Entenda como poderia funcionar a moeda única do Mercosul, o 'peso-real'; Haddad nega

Moeda única na América do Sul ajudaria na integração do continente e facilitaria transações comerciais e financeiras
Moeda única na América do Sul ajudaria na integração do continente e facilitaria transações comerciais e financeiras
  • Tema voltou a ser discutido entre Haddad e o embaixador argentino, Daniel Scioli;

  • Até Paulo Guedes, opositor do governo petista, se mostrou a favor da moeda única;

  • Chamada de 'peso-real', moeda ajudaria na integração do Mercosul.

O tema da criação de uma moeda única para o bloco econômico do Mercosul voltou a surgir entre os corredores do Palácio do Planalto. O assunto é um desejo antigo de Lula e de Haddad, que no ano passado publicou um artigo junto de Gabriel Galípolo, secretário-executivo da Fazenda, sobre o tópico.

Desta vez, quem trouxe à tona a criação da moeda foi o embaixador da Argentina no país, Daniel Scioli, que teria discutido a ideia junto ao ministro da Fazenda durante um encontro em Brasília.

No passado, Lula defendeu a criação da moeda unificada para os países de toda América Latina durante um discurso no Congresso Eleitoral do PSOL. “Vamos voltar a restabelecer nossa relação com a América Latina. E se Deus quiser vamos criar uma moeda na América Latina, porque não tem esse negócio de ficar dependendo do dólar”, disse na época o atual presidente.

Curiosamente, o antigo ministro da Economia, Paulo Guedes, também já defendeu a proposta.
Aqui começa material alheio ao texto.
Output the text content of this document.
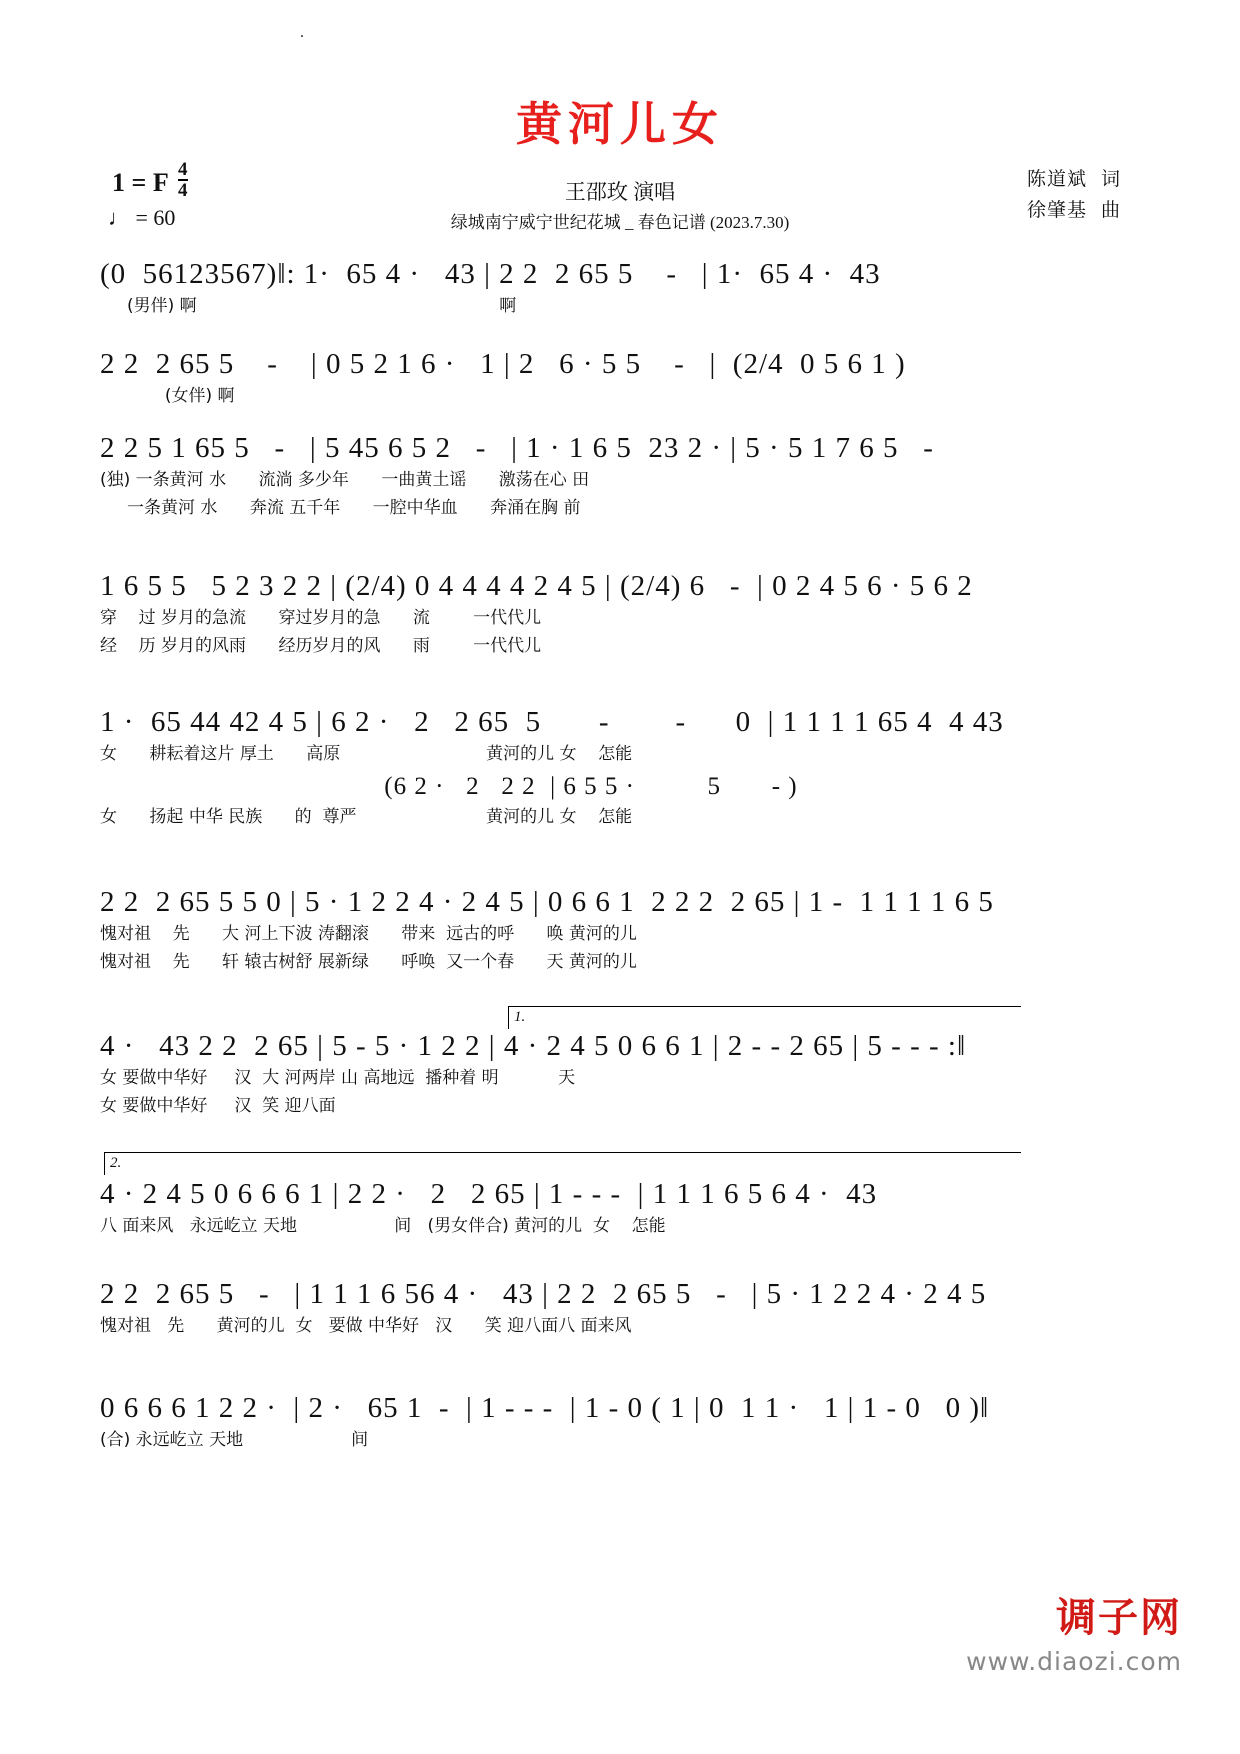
.
黄河儿女
1 = F $\frac{4}{4}$
♩ = 60
王邵玫 演唱
绿城南宁威宁世纪花城 _ 春色记谱 (2023.7.30)
陈道斌 词
徐肇基 曲
(0  56123567)‖: 1·  65 4 ·   43 | 2 2  2 65 5    -   | 1·  65 4 ·  43
(男伴) 啊                                                        啊
2 2  2 65 5    -    | 0 5 2 1 6 ·   1 | 2   6 · 5 5    -   |  (2/4  0 5 6 1 )
(女伴) 啊
2 2 5 1 65 5   -   | 5 45 6 5 2   -   | 1 · 1 6 5  23 2 · | 5 · 5 1 7 6 5   -
(独) 一条黄河 水      流淌 多少年      一曲黄土谣      激荡在心 田
一条黄河 水      奔流 五千年      一腔中华血      奔涌在胸 前
1 6 5 5   5 2 3 2 2 | (2/4) 0 4 4 4 4 2 4 5 | (2/4) 6   -  | 0 2 4 5 6 · 5 6 2
穿    过 岁月的急流      穿过岁月的急      流        一代代儿
经    历 岁月的风雨      经历岁月的风      雨        一代代儿
1 ·  65 44 42 4 5 | 6 2 ·   2   2 65  5       -        -      0  | 1 1 1 1 65 4  4 43
女      耕耘着这片 厚土      高原                           黄河的儿 女    怎能
(6 2 ·   2   2 2  | 6 5 5 ·          5       - )
女      扬起 中华 民族      的  尊严                        黄河的儿 女    怎能
2 2  2 65 5 5 0 | 5 · 1 2 2 4 · 2 4 5 | 0 6 6 1  2 2 2  2 65 | 1 -  1 1 1 1 6 5
愧对祖    先      大 河上下波 涛翻滚      带来  远古的呼      唤 黄河的儿
愧对祖    先      轩 辕古树舒 展新绿      呼唤  又一个春      天 黄河的儿
1.
4 ·   43 2 2  2 65 | 5 - 5 · 1 2 2 | 4 · 2 4 5 0 6 6 1 | 2 - - 2 65 | 5 - - - :‖
女 要做中华好     汉  大 河两岸 山 高地远  播种着 明           天
女 要做中华好     汉  笑 迎八面
2.
4 · 2 4 5 0 6 6 6 1 | 2 2 ·   2   2 65 | 1 - - -  | 1 1 1 6 5 6 4 ·  43
八 面来风   永远屹立 天地                  间   (男女伴合) 黄河的儿  女    怎能
2 2  2 65 5   -   | 1 1 1 6 56 4 ·   43 | 2 2  2 65 5   -   | 5 · 1 2 2 4 · 2 4 5
愧对祖   先      黄河的儿  女   要做 中华好   汉      笑 迎八面八 面来风
0 6 6 6 1 2 2 ·  | 2 ·   65 1  -  | 1 - - -  | 1 - 0 ( 1 | 0  1 1 ·   1 | 1 - 0   0 )‖
(合) 永远屹立 天地                    间
调子网
www.diaozi.com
Desde 2008 há registros de defesas da moeda unificada pelo banqueiro em um artigo da revista Época. A mais recente, no entanto, aconteceu em agosto do ano passado, quando afirmou que o Mercosul deveria ter uma moeda de integração, assim como ocorreu com a União Europeia.

Como seria a moeda unificada?

Chamada descompromissadamente de peso-real, nome que engloba a denominação das moedas de três dos atuais quatros países membros do Mercosul (Brasil, Argentina, Paraguai e Uruguai), a moeda unificada não significaria o fim das moedas próprias de cada país. O próprio ministro da Fazenda, Fernando Haddad, voltou a reafirmar nesta quinta-feira (05) que a moeda unificada não teria essa proposta de uso, mas sim seria uma evolução do atual Sistema de Pagamentos em Moeda Local (SML). O ministro chegou a ficar irritado com a incompreensão dos jornalistas presentes, afirmando: "Não existe proposta de moeda única do Mercosul, vai se informar primeiro".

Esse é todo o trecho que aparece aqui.